Far from being a fringe group, they are currently in second place in the national polls and leading in the former East-German states of Brandenburg, Saxony and Thuringia, all of which are due to hold elections this year. 

While hard right parties are usually associated with older generations, there is an alarming number of young voters backing the AfD; a phenomenon found across Europe, with Marine Le Pen and the Netherlands’ Party for Freedom increasingly popular amongst under 30s. 

Protests calling to ban the party have taken place across Germany, including 100 demonstrations last weekend, both in major cities like Frankfurt, Berlin, and Hamburg, and in smaller towns. People held signs calling to ‘Stop the AfD’, and many drew comparisons to the Nazi party.

In Berlin, there were dozens of signs calling Björn Höcke – the AfD chair in Thuringia – a Nazi, in part due to his open usage of the slogan “Everything for Germany” in a 2021 speech – a phrase originally used by the Nazi’s paramilitary wing. He has also been critical of Germany’s attitude to its Nazi past; at a 2017 rally in Dresden, he said Germans are “the only people in the world to plant a monument of shame in the heart of its capital”, in reference to the memorial to Jews murdered during the Holocaust. 

But can the AfD actually be banned? While it is possible according to German law, and many feel it is imperative, there are concerns that it could only strengthen the party’s popularity. Alice Weidel has used the proposed ban to criticise opposing parties, saying “the repeated calls for a ban show that the other parties have long since run out of substantive arguments against our political proposals.” 

Some argue a ban against such a popular party would be undemocratic; others argue it is a necessary evil to protect the future of German democracy from the inside. Only two parties have been constitutionally banned in the nation’s history, one of them the neo-Nazi Socialist Reich Party, which was founded post-World War II. 
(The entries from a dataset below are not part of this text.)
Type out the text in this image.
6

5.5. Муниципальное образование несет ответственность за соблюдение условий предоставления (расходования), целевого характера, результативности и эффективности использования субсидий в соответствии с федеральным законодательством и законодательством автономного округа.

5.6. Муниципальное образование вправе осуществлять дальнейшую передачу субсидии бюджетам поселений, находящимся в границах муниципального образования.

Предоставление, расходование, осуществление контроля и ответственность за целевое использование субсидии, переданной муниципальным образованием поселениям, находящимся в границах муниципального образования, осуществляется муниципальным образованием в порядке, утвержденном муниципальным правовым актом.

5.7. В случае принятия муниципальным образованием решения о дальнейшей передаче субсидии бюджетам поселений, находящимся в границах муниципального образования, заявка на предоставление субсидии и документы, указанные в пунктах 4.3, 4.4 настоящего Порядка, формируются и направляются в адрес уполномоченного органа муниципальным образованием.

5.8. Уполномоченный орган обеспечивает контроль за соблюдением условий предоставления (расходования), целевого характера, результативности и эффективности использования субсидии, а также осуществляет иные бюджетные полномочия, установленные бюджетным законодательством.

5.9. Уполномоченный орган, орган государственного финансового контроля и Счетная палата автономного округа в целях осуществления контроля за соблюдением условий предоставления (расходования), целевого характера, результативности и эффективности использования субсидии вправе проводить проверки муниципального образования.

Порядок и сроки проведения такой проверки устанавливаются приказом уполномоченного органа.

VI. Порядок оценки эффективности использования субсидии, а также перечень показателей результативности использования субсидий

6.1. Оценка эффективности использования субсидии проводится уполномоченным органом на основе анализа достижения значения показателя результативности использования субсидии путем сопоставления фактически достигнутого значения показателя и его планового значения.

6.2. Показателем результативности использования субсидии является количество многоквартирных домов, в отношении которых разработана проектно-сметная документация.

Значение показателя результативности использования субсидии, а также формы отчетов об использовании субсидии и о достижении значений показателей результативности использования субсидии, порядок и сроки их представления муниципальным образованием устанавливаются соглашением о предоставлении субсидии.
At last Wednesday’s protest in Berlin, a crowd of people held Palestinian flags and signs calling out the hypocrisy of those vocally anti-AfD, yet silent about Palestinian rights. Germany, as a nation, is staunchly in support of Israel, in part because of a sense of responsibility after the Holocaust, and some argue this is using one genocide to justify another. Pro-Palestinian protests are banned across the country, and activists are regularly reprimanded for speaking out.

Instances of Islamophobia have increased in Germany since the Israel-Hamas war, and the AfD’s continued blaming of the nation’s issues on Islam and immigration is terrifyingly reminiscent of the Nazi’s early rhetoric against Jews and other minority groups.  

Standing in the snow under Berlin’s Rotes Rathaus, a group of older women hold signs saying ‘Grandmas against the Right’. The fear of history repeating itself is perhaps more tangible to them than to anyone else.